Mari Susette Sandoz (May 11, 1896 – March 10, 1966) was a novelist, biographer, lecturer, and teacher. She was one of Nebraska's foremost writers, and wrote extensively about pioneer life and the Plains Indians.
I had read this book 40 years ago and really enjoyed it then. Re-reading it now it is very different than I remember, which probably says more about my memory than the book. It is a well researched and very interesting book that not only describes the details of the buffalo hunt by both whites and Natives but also very interesting little known details of prominent western figures of the time.

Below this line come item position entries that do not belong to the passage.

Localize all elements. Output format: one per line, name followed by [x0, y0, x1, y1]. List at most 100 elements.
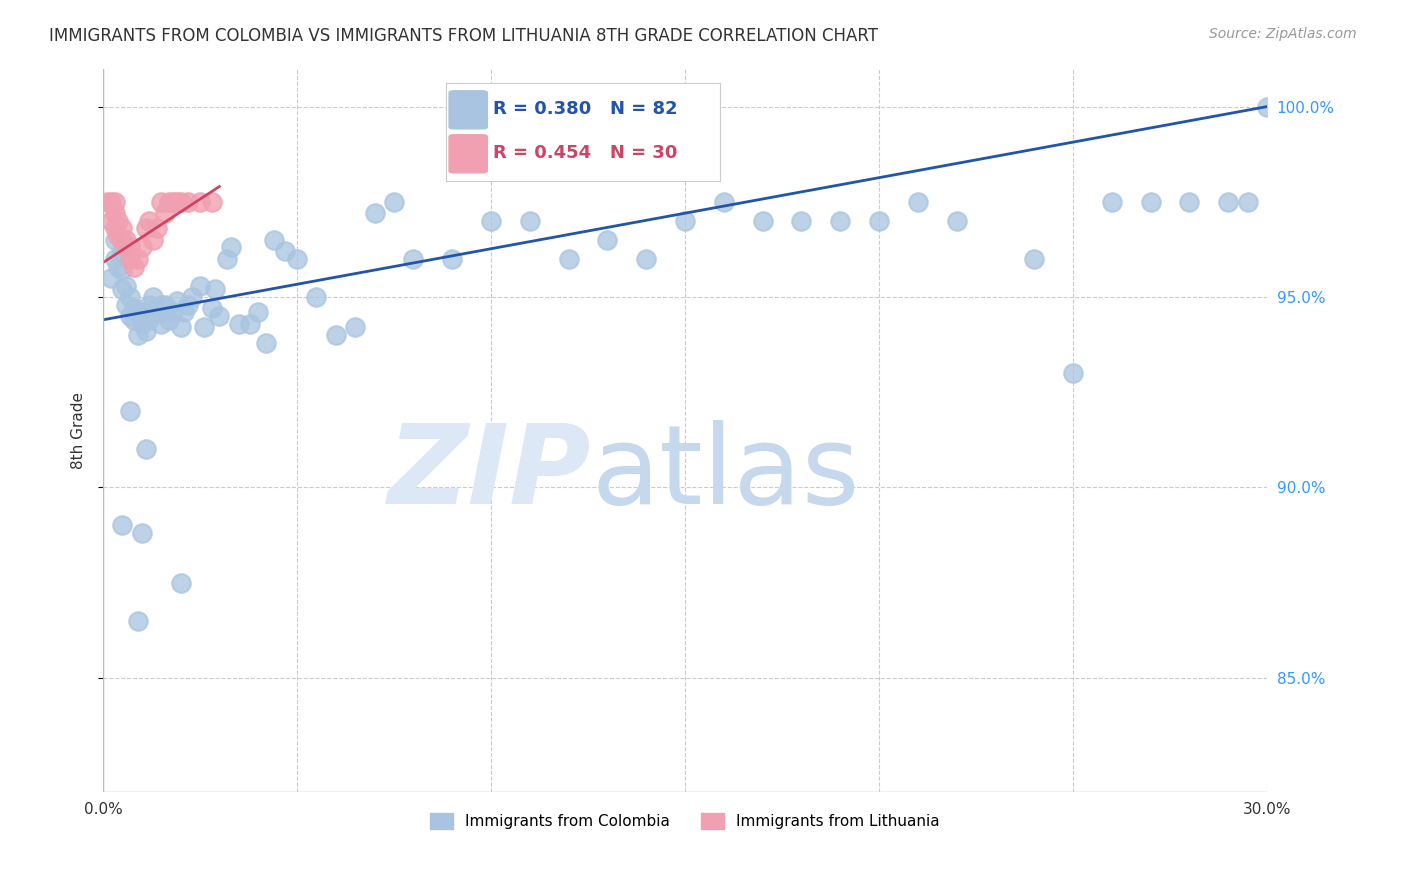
Point — [142, 233, 165, 247]
Point — [111, 282, 134, 296]
Point — [100, 271, 122, 285]
Y-axis label: 8th Grade: 8th Grade — [72, 392, 86, 468]
Point — [107, 260, 129, 274]
Point — [166, 293, 188, 308]
Point — [131, 526, 153, 541]
Point — [162, 194, 184, 209]
Point — [274, 244, 297, 259]
Point — [382, 194, 405, 209]
Point — [751, 214, 773, 228]
Point — [263, 233, 285, 247]
Point — [146, 301, 169, 316]
Point — [115, 240, 138, 254]
Point — [127, 305, 149, 319]
Point — [122, 313, 145, 327]
Point — [103, 221, 125, 235]
Point — [138, 214, 160, 228]
Point — [150, 297, 173, 311]
Point — [111, 518, 134, 533]
Point — [142, 305, 165, 319]
Point — [131, 305, 153, 319]
Point — [120, 404, 142, 418]
Point — [363, 206, 385, 220]
Point — [188, 278, 211, 293]
Text: Source: ZipAtlas.com: Source: ZipAtlas.com — [1209, 27, 1357, 41]
Point — [208, 309, 231, 323]
Point — [636, 252, 658, 266]
Point — [122, 260, 145, 274]
Point — [107, 214, 129, 228]
Point — [402, 252, 425, 266]
Point — [1236, 194, 1258, 209]
Point — [519, 214, 541, 228]
Point — [193, 320, 215, 334]
Point — [120, 309, 142, 323]
Point — [344, 320, 367, 334]
Point — [169, 194, 191, 209]
Point — [103, 252, 125, 266]
Point — [115, 278, 138, 293]
Point — [131, 317, 153, 331]
Point — [150, 317, 173, 331]
Point — [830, 214, 852, 228]
Point — [596, 233, 619, 247]
Point — [166, 194, 188, 209]
Point — [1139, 194, 1161, 209]
Point — [907, 194, 929, 209]
Point — [150, 194, 173, 209]
Point — [120, 252, 142, 266]
Point — [103, 206, 125, 220]
Point — [127, 328, 149, 343]
Point — [153, 206, 176, 220]
Point — [305, 290, 328, 304]
Point — [169, 575, 191, 590]
Point — [103, 194, 125, 209]
Point — [1024, 252, 1046, 266]
Point — [1178, 194, 1201, 209]
Point — [169, 320, 191, 334]
Point — [162, 305, 184, 319]
Point — [127, 614, 149, 628]
Point — [557, 252, 579, 266]
Point — [479, 214, 502, 228]
Point — [188, 194, 211, 209]
Text: IMMIGRANTS FROM COLOMBIA VS IMMIGRANTS FROM LITHUANIA 8TH GRADE CORRELATION CHAR: IMMIGRANTS FROM COLOMBIA VS IMMIGRANTS F… — [49, 27, 879, 45]
Point — [96, 194, 118, 209]
Point — [285, 252, 308, 266]
Text: atlas: atlas — [592, 420, 860, 527]
Point — [115, 297, 138, 311]
Point — [173, 305, 195, 319]
Point — [153, 305, 176, 319]
Point — [120, 290, 142, 304]
Point — [441, 252, 464, 266]
Point — [135, 324, 157, 338]
Point — [868, 214, 890, 228]
Point — [200, 194, 222, 209]
Point — [247, 305, 270, 319]
Point — [122, 301, 145, 316]
Point — [153, 297, 176, 311]
Point — [204, 282, 226, 296]
Point — [127, 252, 149, 266]
Point — [1218, 194, 1240, 209]
Point — [100, 214, 122, 228]
Point — [177, 297, 200, 311]
Point — [1256, 100, 1278, 114]
Point — [135, 442, 157, 457]
Point — [111, 221, 134, 235]
Point — [111, 263, 134, 277]
Point — [107, 229, 129, 244]
Point — [120, 240, 142, 254]
Point — [1062, 366, 1084, 380]
Point — [157, 313, 180, 327]
Point — [673, 214, 696, 228]
Legend: Immigrants from Colombia, Immigrants from Lithuania: Immigrants from Colombia, Immigrants fro… — [425, 806, 946, 835]
Point — [103, 233, 125, 247]
Point — [177, 194, 200, 209]
Point — [111, 233, 134, 247]
Point — [146, 221, 169, 235]
Point — [790, 214, 813, 228]
Point — [254, 335, 277, 350]
Point — [217, 252, 239, 266]
Point — [200, 301, 222, 316]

Pros and cons- cons: fairly dated, Pros: This book is very gripping in its matter of fact portrayal of the way it was in 1865-1888. In those approximate years began and ended the reign of the massive herds of buffalos and the equally impressive reign of the American Indian. They were both grossly and methodically murdered close to extinction. This book closely outlines the correlation of the two and how each was dependent on the other and how without the other the species was doomed to die out. And we are talking about a race of humans here. And we are talking about the most massive, impressive land animals ever to roam the earth in numbers up to 50 million or more. (The numbers of Indians mentioned was actually much lower than is regarded by today's anthropologists (see the book 1491-Charles C Mann for one example)). There is a correlation to today's history being written and the lessons not being learned on a global scale. But this was a raw example of the greed and cruelty and lack of compassion shown by mankind. At least the white race anyway. There was no regard for saving the buffalo even after it became obvious that their numbers were dramatically reduced. Even when there was less than a thousand left in the world it was still thought that they would never be exterminated and so the killing continued much in part that if you wanted to take care of the Indian problem kill off their food, their clothing, and their complete and only means of existence for without the buffalo the American Indian was resigned to being put onto the reservation to live in a shallow shell of its former existence. The broken promises and outright lies of the whites that encroached their lands and the huge machine that brought thousands and thousands of hunters from back east to the midwest plains to shoot the buffalo with their Big 50's rifles spelled the end of thousands of years of a natural pattern of Indians following the buffalo herds in only a very short couple of decades. Along with the railroads, the end happened very quickly. This book written by Mari Sandoz is somewhat dated but here you get a history written closer to the actual fact and with that more closely relates to the actual facts since it is so close to that time.
Mari Sandoz' history of buffalo hunting focuses on a short span of years: 1867 to 1888. This reinforces the incredible decimation of the North American herds of bison, but it also contributes to the elegiac tone here. The book, which of necessity describes how the Plains Indians were defeated as much by the decimation of the buffalo as by military action, ends appropriately with the Wounded Knee Massacre.